On July 16, A New Way of Life partnered with the enFOLD Collective to showcase our Testif-i multimedia initiative through the Black–Still installation at the Craft Contemporary museum. Evie, a member of our 2022 Testif-i cohort, shared her powerful reentry story: the challenges she’s faced, the support she’s received, and the resilience she’s practiced while being true to herself on her healing journey.
Testif-i is a storytelling platform that highlights the lived experiences of formerly incarcerated women and their families, whose stories are often left unheard due to the systemic discrimination that they face. The initiative aims to change the narrative about mass incarceration while focusing on women’s experiences in particular. As the Sentencing Project notes, women are the fastest-growing segment of the prison population. In spite of this, stories about men tend to dominate national conversations, so Testif-i seeks to rectify that.
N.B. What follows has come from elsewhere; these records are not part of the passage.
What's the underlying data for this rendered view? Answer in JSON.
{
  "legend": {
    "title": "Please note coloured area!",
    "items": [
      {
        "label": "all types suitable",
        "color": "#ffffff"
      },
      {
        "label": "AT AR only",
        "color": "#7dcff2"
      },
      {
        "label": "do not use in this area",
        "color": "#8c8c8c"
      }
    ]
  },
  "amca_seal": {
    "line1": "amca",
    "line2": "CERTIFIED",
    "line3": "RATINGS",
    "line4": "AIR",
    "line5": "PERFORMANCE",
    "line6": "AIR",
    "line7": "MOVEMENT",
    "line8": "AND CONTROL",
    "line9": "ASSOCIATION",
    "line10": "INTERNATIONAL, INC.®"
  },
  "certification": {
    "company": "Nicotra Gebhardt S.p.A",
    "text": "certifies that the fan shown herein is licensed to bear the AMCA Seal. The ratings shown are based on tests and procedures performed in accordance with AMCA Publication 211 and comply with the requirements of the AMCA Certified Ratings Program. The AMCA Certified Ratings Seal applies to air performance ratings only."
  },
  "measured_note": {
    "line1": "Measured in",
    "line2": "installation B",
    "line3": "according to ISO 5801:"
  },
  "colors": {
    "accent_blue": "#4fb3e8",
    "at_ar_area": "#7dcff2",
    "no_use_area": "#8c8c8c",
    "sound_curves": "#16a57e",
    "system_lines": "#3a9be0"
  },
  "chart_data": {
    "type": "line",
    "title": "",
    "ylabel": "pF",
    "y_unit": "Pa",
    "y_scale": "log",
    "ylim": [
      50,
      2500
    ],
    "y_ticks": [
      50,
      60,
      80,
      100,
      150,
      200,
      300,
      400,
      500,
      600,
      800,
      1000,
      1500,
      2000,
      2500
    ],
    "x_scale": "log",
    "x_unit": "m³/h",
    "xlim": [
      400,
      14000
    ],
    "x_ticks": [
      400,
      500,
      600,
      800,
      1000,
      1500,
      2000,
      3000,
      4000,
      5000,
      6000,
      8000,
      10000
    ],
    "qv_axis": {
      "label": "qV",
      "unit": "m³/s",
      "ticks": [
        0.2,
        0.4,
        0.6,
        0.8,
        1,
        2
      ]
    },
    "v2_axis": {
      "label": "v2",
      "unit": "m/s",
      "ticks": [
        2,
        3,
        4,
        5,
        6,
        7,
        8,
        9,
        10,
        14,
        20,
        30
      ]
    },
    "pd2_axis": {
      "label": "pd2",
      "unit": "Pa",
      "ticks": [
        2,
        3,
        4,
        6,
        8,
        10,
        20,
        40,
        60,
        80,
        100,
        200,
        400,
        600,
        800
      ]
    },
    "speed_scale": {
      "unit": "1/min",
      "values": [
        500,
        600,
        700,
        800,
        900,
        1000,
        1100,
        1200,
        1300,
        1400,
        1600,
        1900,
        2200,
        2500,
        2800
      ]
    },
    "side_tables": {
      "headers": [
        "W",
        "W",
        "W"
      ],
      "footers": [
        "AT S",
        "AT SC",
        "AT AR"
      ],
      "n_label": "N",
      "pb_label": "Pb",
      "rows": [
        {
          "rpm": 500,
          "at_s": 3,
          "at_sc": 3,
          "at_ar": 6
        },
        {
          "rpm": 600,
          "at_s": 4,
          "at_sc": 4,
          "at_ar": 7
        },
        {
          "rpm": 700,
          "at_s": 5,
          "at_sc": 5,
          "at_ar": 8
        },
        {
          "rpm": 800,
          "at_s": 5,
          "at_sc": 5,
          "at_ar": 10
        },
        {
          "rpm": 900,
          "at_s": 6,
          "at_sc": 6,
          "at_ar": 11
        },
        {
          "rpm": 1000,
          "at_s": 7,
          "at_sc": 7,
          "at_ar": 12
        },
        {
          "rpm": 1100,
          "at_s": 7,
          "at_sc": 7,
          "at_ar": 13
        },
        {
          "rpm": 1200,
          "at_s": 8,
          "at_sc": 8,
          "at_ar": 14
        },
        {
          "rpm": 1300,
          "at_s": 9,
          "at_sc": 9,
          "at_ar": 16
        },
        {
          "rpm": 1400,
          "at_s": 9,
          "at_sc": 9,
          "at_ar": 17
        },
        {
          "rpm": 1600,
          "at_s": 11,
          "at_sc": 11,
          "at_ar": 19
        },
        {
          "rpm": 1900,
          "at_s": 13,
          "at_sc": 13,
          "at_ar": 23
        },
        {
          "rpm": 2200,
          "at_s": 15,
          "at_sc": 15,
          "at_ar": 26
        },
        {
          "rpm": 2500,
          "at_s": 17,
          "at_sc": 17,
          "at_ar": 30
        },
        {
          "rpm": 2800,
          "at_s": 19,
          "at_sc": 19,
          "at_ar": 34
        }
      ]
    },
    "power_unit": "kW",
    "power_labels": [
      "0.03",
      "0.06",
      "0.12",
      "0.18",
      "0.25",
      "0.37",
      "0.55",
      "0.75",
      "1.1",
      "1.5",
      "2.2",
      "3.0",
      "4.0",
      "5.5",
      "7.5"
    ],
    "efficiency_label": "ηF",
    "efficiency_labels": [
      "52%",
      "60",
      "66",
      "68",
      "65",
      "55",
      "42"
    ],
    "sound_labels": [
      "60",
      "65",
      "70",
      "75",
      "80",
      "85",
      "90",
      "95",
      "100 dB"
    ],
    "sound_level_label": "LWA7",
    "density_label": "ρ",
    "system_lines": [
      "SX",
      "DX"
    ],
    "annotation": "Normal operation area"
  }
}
As a Testif-i participant, Evie expressed her passion for transforming the pain of her past into purpose. She vividly described the inhumane nature of her incarceration, during which she gave birth under degrading conditions. After incarceration, Evie made great strides in her personal and professional life. Evie became a resident at A New Way of Life, and then later accepted a position in our Administrative Department. She dreams of one day opening her own SAFE House, just like Ms. Susan Burton, whose story inspired her when she first read her memoir in prison.
The Black–Still installation at Craft Contemporary provided a tranquil space for sharing Evie’s story and the struggles that many formerly incarcerated women and their families face. With cool mist providing respite from a hot summer day, and with the walls drowning out the sounds of a bustling Los Angeles city street, the space invited reflection from the attendees.
This exhibit stands out as even more important in the context of a country that often does not offer any support for the 1.9 million women released from prisons and jails each year or their families. Community-based initiatives like Testif-I and Black–Still will continue to serve critical roles of providing marginalized communities with platforms for sharing their stories and changing unjust systems.